Fakat, bu çevre sorununa gövdesini koyacak bir önder, lider gerekliydi! Ve o lider ve önder dün megafonu aldı eline ve sahaya çıktı: A. Deniz Atabay...
Bu fotoğraf tarihi bir fotoğraftır...
Çevre adına başlatılan mücadelenin ilk ve tek somut fotoğrafıdır...
Bu fotoğrafın altına kitap bile yazabiliriz...
Dün Didim'de Aydın Valisi Yavuz Selim Köşger'in de katıldığı kurulması planlanan OSB ve Balık Çiftlikleri için bir "fizibilite" toplantısı gerçekleştirildi... Bir dizi bilim adamı da konuya ilişkin görüşlerini ve olasılıklar üzerine düşüncelerini açıkladılar...

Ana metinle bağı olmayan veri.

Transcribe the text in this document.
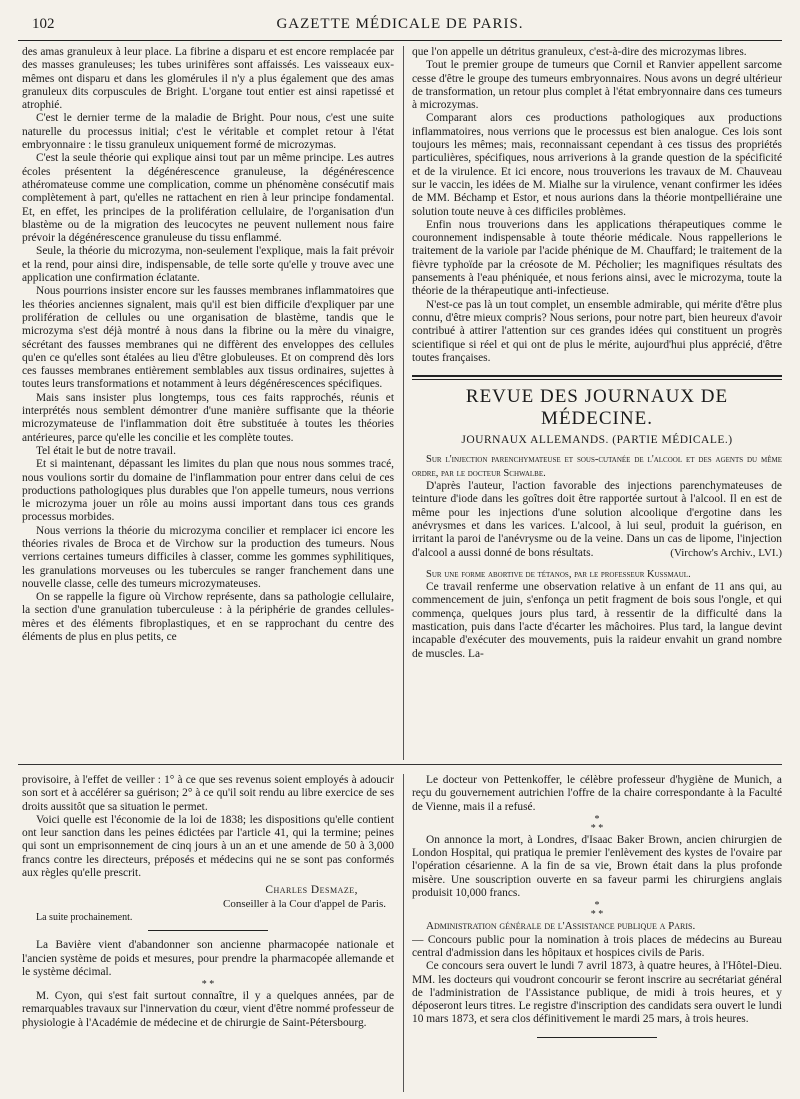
102	GAZETTE MÉDICALE DE PARIS.

des amas granuleux à leur place. La fibrine a disparu et est encore remplacée par des masses granuleuses; les tubes urinifères sont affaissés. Les vaisseaux eux-mêmes ont disparu et dans les glomérules il n'y a plus également que des amas granuleux dits corpuscules de Bright. L'organe tout entier est ainsi rapetissé et atrophié.

C'est le dernier terme de la maladie de Bright. Pour nous, c'est une suite naturelle du processus initial; c'est le véritable et complet retour à l'état embryonnaire : le tissu granuleux uniquement formé de microzymas.

C'est la seule théorie qui explique ainsi tout par un même principe. Les autres écoles présentent la dégénérescence granuleuse, la dégénérescence athéromateuse comme une complication, comme un phénomène consécutif mais complètement à part, qu'elles ne rattachent en rien à leur principe fondamental. Et, en effet, les principes de la prolifération cellulaire, de l'organisation d'un blastème ou de la migration des leucocytes ne peuvent nullement nous faire prévoir la dégénérescence granuleuse du tissu enflammé.

Seule, la théorie du microzyma, non-seulement l'explique, mais la fait prévoir et la rend, pour ainsi dire, indispensable, de telle sorte qu'elle y trouve avec une application une confirmation éclatante.

Nous pourrions insister encore sur les fausses membranes inflammatoires que les théories anciennes signalent, mais qu'il est bien difficile d'expliquer par une prolifération de cellules ou une organisation de blastème, tandis que le microzyma s'est déjà montré à nous dans la fibrine ou la mère du vinaigre, sécrétant des fausses membranes qui ne diffèrent des enveloppes des cellules qu'en ce qu'elles sont étalées au lieu d'être globuleuses. Et on comprend dès lors ces fausses membranes entièrement semblables aux tissus ordinaires, sujettes à toutes leurs transformations et notamment à leurs dégénérescences spécifiques.

Mais sans insister plus longtemps, tous ces faits rapprochés, réunis et interprétés nous semblent démontrer d'une manière suffisante que la théorie microzymateuse de l'inflammation doit être substituée à toutes les théories antérieures, parce qu'elle les concilie et les complète toutes.

Tel était le but de notre travail.

Et si maintenant, dépassant les limites du plan que nous nous sommes tracé, nous voulions sortir du domaine de l'inflammation pour entrer dans celui de ces productions pathologiques plus durables que l'on appelle tumeurs, nous verrions le microzyma jouer un rôle au moins aussi important dans tous ces grands processus morbides.

Nous verrions la théorie du microzyma concilier et remplacer ici encore les théories rivales de Broca et de Virchow sur la production des tumeurs. Nous verrions certaines tumeurs difficiles à classer, comme les gommes syphilitiques, les granulations morveuses ou les tubercules se ranger franchement dans une nouvelle classe, celle des tumeurs microzymateuses.

On se rappelle la figure où Virchow représente, dans sa pathologie cellulaire, la section d'une granulation tuberculeuse : à la périphérie de grandes cellules-mères et des éléments fibroplastiques, et en se rapprochant du centre des éléments de plus en plus petits, ce

que l'on appelle un détritus granuleux, c'est-à-dire des microzymas libres.

Tout le premier groupe de tumeurs que Cornil et Ranvier appellent sarcome cesse d'être le groupe des tumeurs embryonnaires. Nous avons un degré ultérieur de transformation, un retour plus complet à l'état embryonnaire dans ces tumeurs à microzymas.

Comparant alors ces productions pathologiques aux productions inflammatoires, nous verrions que le processus est bien analogue. Ces lois sont toujours les mêmes; mais, reconnaissant cependant à ces tissus des propriétés particulières, spécifiques, nous arriverions à la grande question de la spécificité et de la virulence. Et ici encore, nous trouverions les travaux de M. Chauveau sur le vaccin, les idées de M. Mialhe sur la virulence, venant confirmer les idées de MM. Béchamp et Estor, et nous aurions dans la théorie montpelliéraine une solution toute neuve à ces difficiles problèmes.

Enfin nous trouverions dans les applications thérapeutiques comme le couronnement indispensable à toute théorie médicale. Nous rappellerions le traitement de la variole par l'acide phénique de M. Chauffard; le traitement de la fièvre typhoïde par la créosote de M. Pécholier; les magnifiques résultats des pansements à l'eau phéniquée, et nous ferions ainsi, avec le microzyma, toute la théorie de la thérapeutique anti-infectieuse.

N'est-ce pas là un tout complet, un ensemble admirable, qui mérite d'être plus connu, d'être mieux compris? Nous serions, pour notre part, bien heureux d'avoir contribué à attirer l'attention sur ces grandes idées qui constituent un progrès scientifique si réel et qui ont de plus le mérite, aujourd'hui plus apprécié, d'être toutes françaises.

REVUE DES JOURNAUX DE MÉDECINE.
JOURNAUX ALLEMANDS. (PARTIE MÉDICALE.)

Sur l'injection parenchymateuse et sous-cutanée de l'alcool et des agents du même ordre, par le docteur Schwalbe.

D'après l'auteur, l'action favorable des injections parenchymateuses de teinture d'iode dans les goîtres doit être rapportée surtout à l'alcool. Il en est de même pour les injections d'une solution alcoolique d'ergotine dans les anévrysmes et dans les varices. L'alcool, à lui seul, produit la guérison, en irritant la paroi de l'anévrysme ou de la veine. Dans un cas de lipome, l'injection d'alcool a aussi donné de bons résultats.	(Virchow's Archiv., LVI.)

Sur une forme abortive de tétanos, par le professeur Kussmaul.

Ce travail renferme une observation relative à un enfant de 11 ans qui, au commencement de juin, s'enfonça un petit fragment de bois sous l'ongle, et qui commença, quelques jours plus tard, à ressentir de la difficulté dans la mastication, puis dans l'acte d'écarter les mâchoires. Plus tard, la langue devint incapable d'exécuter des mouvements, puis la raideur envahit un grand nombre de muscles. La-

provisoire, à l'effet de veiller : 1° à ce que ses revenus soient employés à adoucir son sort et à accélérer sa guérison; 2° à ce qu'il soit rendu au libre exercice de ses droits aussitôt que sa situation le permet.

Voici quelle est l'économie de la loi de 1838; les dispositions qu'elle contient ont leur sanction dans les peines édictées par l'article 41, qui la termine; peines qui sont un emprisonnement de cinq jours à un an et une amende de 50 à 3,000 francs contre les directeurs, préposés et médecins qui ne se sont pas conformés aux règles qu'elle prescrit.

Charles Desmaze,
Conseiller à la Cour d'appel de Paris.

La suite prochainement.

La Bavière vient d'abandonner son ancienne pharmacopée nationale et l'ancien système de poids et mesures, pour prendre la pharmacopée allemande et le système décimal.

* *

M. Cyon, qui s'est fait surtout connaître, il y a quelques années, par de remarquables travaux sur l'innervation du cœur, vient d'être nommé professeur de physiologie à l'Académie de médecine et de chirurgie de Saint-Pétersbourg.

Le docteur von Pettenkoffer, le célèbre professeur d'hygiène de Munich, a reçu du gouvernement autrichien l'offre de la chaire correspondante à la Faculté de Vienne, mais il a refusé.

*
* *

On annonce la mort, à Londres, d'Isaac Baker Brown, ancien chirurgien de London Hospital, qui pratiqua le premier l'enlèvement des kystes de l'ovaire par l'opération césarienne. A la fin de sa vie, Brown était dans la plus profonde misère. Une souscription ouverte en sa faveur parmi les chirurgiens anglais produisit 10,000 francs.

*
* *

Administration générale de l'Assistance publique a Paris.

— Concours public pour la nomination à trois places de médecins au Bureau central d'admission dans les hôpitaux et hospices civils de Paris.

Ce concours sera ouvert le lundi 7 avril 1873, à quatre heures, à l'Hôtel-Dieu. MM. les docteurs qui voudront concourir se feront inscrire au secrétariat général de l'administration de l'Assistance publique, de midi à trois heures, et y déposeront leurs titres. Le registre d'inscription des candidats sera ouvert le lundi 10 mars 1873, et sera clos définitivement le mardi 25 mars, à trois heures.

Dünkü toplantıda bilim adamlarının bile konuyu sağlıklı bir şekilde açıkladıklarını söyleyemeyiz! Futbol tabiriyle; salonda top çevirip durdular!
Hele bir tanesinin verdiği İzlanda örneği, deyip yerindeyse tam bir komediydi!
İlginç olan, bu zat-ı muhterem (Sormuşlar gibi) önce kendisinin ne olduğunu anlatarak başladı sözlerine!
Ardından da İzlanda da bu işler vay şöyle yapılıyormuş vay böyle yapılıyormuş da çevre mevre etkilenmiyormuş!
Siz hiç duydunuz mu bir ABD vatandaşının İzlanda'ya deniz-kum-güneş üçlüsü için gittiğini?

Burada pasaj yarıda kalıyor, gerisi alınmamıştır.